In The Innovator’s Dilemma, Christensen contends that there is no insulation from disruption. Savvy organizations, therefore, if they want to maintain industry leadership, will become their own disruptors, in essence, reinventing themselves to appeal to the large, belly-of-the-curve, mid market. The difficult part of this strategy is continuing to service the needs of large customers while simultaneously developing technology that will disrupt main revenue drivers, which calls for a sort of skunk-works approach to business strategy and product development.
The question at hand, of course, is how do law firms pull it off—adopt and deploy new disruptive models before someone else beats them to the punch?
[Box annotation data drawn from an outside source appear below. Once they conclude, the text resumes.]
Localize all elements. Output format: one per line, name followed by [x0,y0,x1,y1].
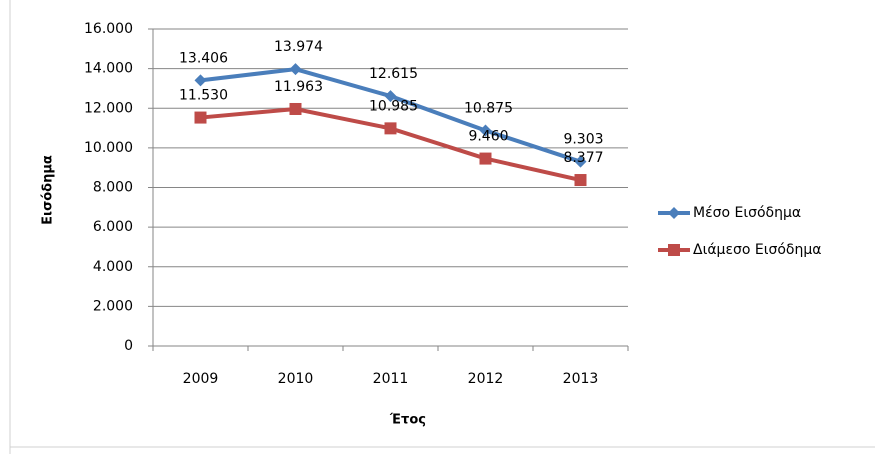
y-tick-label: 6.000 [93,219,133,235]
marker [384,122,397,135]
marker [574,174,587,187]
x-tick-label: 2010 [278,371,314,387]
y-tick-label: 4.000 [93,259,133,275]
data-label: 8.377 [563,150,603,166]
marker [289,102,302,115]
legend-label: Μέσο Εισόδημα [693,205,801,221]
data-label: 9.303 [563,132,603,148]
y-tick-label: 0 [124,338,133,354]
x-tick-label: 2011 [373,371,409,387]
data-label: 12.615 [369,66,418,82]
marker [479,152,492,165]
data-label: 10.985 [369,98,418,114]
y-axis-title: Εισόδημα [41,155,56,225]
data-label: 11.963 [274,79,323,95]
y-tick-label: 8.000 [93,180,133,196]
data-label: 13.974 [274,39,323,55]
marker [479,124,492,137]
y-tick-label: 10.000 [84,140,133,156]
y-tick-label: 2.000 [93,298,133,314]
legend-marker [668,244,680,256]
data-label: 13.406 [179,50,228,66]
legend-marker [668,207,680,219]
x-tick-label: 2012 [468,371,504,387]
marker [384,90,397,103]
y-tick-label: 12.000 [84,100,133,116]
data-label: 11.530 [179,88,228,104]
y-tick-label: 14.000 [84,61,133,77]
marker [194,111,207,124]
data-label: 10.875 [464,101,513,117]
x-axis-title: Έτος [389,413,426,428]
y-tick-label: 16.000 [84,21,133,37]
x-tick-label: 2009 [183,371,219,387]
x-tick-label: 2013 [563,371,599,387]
data-label: 9.460 [468,129,508,145]
marker [574,155,587,168]
marker [194,74,207,87]
legend-label: Διάμεσο Εισόδημα [693,242,822,258]
marker [289,63,302,76]
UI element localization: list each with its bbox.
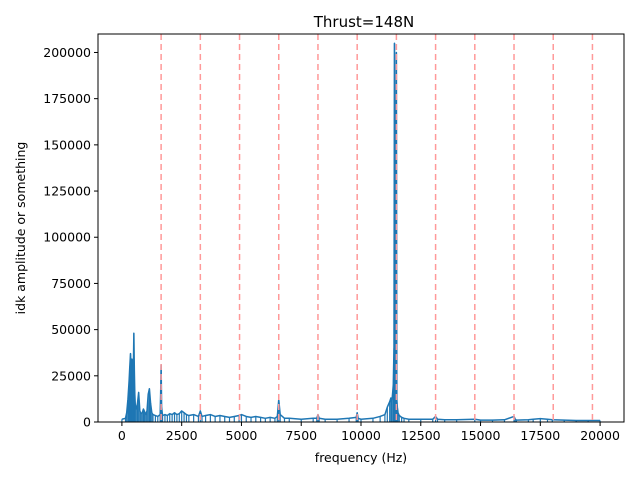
x-tick-label: 15000 (461, 428, 501, 443)
y-tick-label: 125000 (43, 184, 91, 199)
y-tick-label: 75000 (51, 276, 91, 291)
x-axis: 0 2500 5000 7500 10000 12500 15000 17500 20000 (118, 422, 620, 443)
y-tick-label: 100000 (43, 230, 91, 245)
x-tick-label: 2500 (166, 428, 198, 443)
x-tick-label: 5000 (226, 428, 258, 443)
y-axis-label: idk amplitude or something (13, 142, 28, 315)
y-tick-label: 175000 (43, 91, 91, 106)
x-tick-label: 17500 (520, 428, 560, 443)
x-axis-label: frequency (Hz) (315, 450, 407, 465)
x-tick-label: 7500 (285, 428, 317, 443)
y-tick-label: 0 (83, 415, 91, 430)
x-tick-label: 20000 (580, 428, 620, 443)
y-tick-label: 200000 (43, 45, 91, 60)
y-tick-label: 50000 (51, 322, 91, 337)
plot-frame (97, 33, 625, 423)
chart-title: Thrust=148N (313, 13, 414, 31)
x-tick-label: 0 (118, 428, 126, 443)
spectrum-series-line (121, 42, 601, 422)
y-tick-label: 150000 (43, 137, 91, 152)
plot-area (121, 34, 601, 422)
x-tick-label: 10000 (341, 428, 381, 443)
y-axis: 0 25000 50000 75000 100000 125000 150000 175000… (43, 45, 98, 430)
y-tick-label: 25000 (51, 368, 91, 383)
x-tick-label: 12500 (401, 428, 441, 443)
Hourly Billing Model vs. Efficiency
One of the first things that may need to be reexamined is the hourly billing model, which is antithetical to efficiency and a major impediment to the adoption of technologies that speed up transactional law. For example, process engines, such as Business Process Management systems (BPMS) and Document Generation (Document Assembly) platforms, can radically improve both delivery times and quality of work product, but they also dramatically lower the number of hours that can be billed on a case. Enterprise Content Management systems (ECMS) can streamline, simplify, and improve the processing, storage, and retrieval of all types of content, from highly structured contracts to email and graphical exhibits, but, again, such systems are all about efficiency, which, for organizations that bill by the hour, might be considered a four-letter word.
Embrace Innovation
The Georgetown report cited technology as a source of commoditization in law, a notion with which I happen to agree. Technology enables fewer people to do more work—in many cases, much more. BPM vendors offer tremendous ROI, as do ECM and GRC vendors. And customers of document generation platforms—a technology that straddles the BPM/ECM/GRC markets—often report reducing the time it takes to generate complex transactional documents from days or weeks down to just a few hours, or, in some cases, even minutes.
Now that’s ROI, and that’s disruptive. Given such a big stick, it would be tempting for law firms to use it. Put another way, if a lawyer can pump out complex transactional documents really quickly while simultaneously reducing errors, it might cross her mind to lower prices in order to win more business. Commoditization in action! And for professional services industries (Law), technological proficiency is certainly the disruptor on the horizon.